2. Hallett M, Evionger C, Jankovic J, Stacy M. Update on blepharospasm. Report from the BEBRF International Workshop. Neurology 2008;71:1275–1282.
3. Defazio G, Martino D, Abbruzzese G, et al. Influence of coffee drinking and cigarette smoking on the risk of primary late onset blepharospasom: evidence from a multicentre case control study. J Neurol Neurosurg Psychiatry. 2007;78:877–879.
4. Hall TA, McGwin G, Searcey K, et al. Benign essential blepharospasm: risk factors with reference to hemifacial spasm. J Neuroophthalmol 2005;25:280–285.
5. Leon-Sarmiento FE, Bayona-Prieto J, Gomez J. Neurophysiology of blepharospasm and multiple system atrophy: clues to its pathophysiology.
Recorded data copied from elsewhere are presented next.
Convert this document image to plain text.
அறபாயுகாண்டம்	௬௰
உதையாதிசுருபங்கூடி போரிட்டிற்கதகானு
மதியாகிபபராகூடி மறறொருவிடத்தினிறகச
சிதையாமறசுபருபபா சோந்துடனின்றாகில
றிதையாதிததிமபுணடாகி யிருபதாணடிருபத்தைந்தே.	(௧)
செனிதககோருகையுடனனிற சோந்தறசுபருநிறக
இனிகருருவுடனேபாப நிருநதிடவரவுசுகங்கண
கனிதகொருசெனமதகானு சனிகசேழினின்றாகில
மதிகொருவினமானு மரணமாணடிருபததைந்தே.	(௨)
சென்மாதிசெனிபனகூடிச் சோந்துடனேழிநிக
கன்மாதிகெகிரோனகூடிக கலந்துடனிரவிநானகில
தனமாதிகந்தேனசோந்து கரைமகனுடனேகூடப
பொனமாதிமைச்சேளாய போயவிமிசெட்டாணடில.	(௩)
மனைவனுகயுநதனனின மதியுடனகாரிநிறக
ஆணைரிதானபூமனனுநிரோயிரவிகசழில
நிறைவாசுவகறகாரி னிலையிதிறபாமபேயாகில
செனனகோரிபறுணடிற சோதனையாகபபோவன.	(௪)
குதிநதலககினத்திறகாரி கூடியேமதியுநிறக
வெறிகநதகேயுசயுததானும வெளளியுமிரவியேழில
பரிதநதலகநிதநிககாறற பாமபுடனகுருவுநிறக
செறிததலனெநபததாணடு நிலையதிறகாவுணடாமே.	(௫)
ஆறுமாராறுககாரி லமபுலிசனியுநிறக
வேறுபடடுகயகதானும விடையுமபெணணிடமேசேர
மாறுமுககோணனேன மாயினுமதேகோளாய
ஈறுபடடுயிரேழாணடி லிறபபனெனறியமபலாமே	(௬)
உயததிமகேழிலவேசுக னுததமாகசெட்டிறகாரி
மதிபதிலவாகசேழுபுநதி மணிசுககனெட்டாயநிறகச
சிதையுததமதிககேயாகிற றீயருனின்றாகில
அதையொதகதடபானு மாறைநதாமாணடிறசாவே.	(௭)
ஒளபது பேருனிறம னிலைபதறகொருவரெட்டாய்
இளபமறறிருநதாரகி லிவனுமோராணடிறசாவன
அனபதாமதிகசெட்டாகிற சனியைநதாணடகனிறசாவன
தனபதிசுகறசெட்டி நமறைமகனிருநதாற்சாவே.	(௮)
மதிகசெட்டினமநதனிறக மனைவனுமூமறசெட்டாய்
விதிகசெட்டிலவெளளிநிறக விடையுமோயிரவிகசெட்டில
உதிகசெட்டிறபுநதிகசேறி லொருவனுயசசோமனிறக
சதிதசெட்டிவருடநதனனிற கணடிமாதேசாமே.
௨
Parkinsonism and Related Disorders 2005;11:199–201.
6. Han I-B, Chang JH, Chang JW, et al. Unusual causes and presentations of hemifacial spasm. Neurosurgery 2009;65:130–137.
7. Quagliato EMAB, Carelli EF, Viana MA. Prospective, randomized, double-blind study, comparing botulinum toxins type A Botox and Prosigne for blepharospasm and hemifacial spasm treatment. Clin Neuropharmacol 2010;33:27–31.
8. Costa J, Espirito-Santo C, Borges A, et al. Botulinum toxin type A therapy for blepharospasm (Review). Cochrane Database Syst Rev 2005;1:1–11.
9. Whitney CM. Benign essential blepharospasm The Neurologist 2005;11:193–194.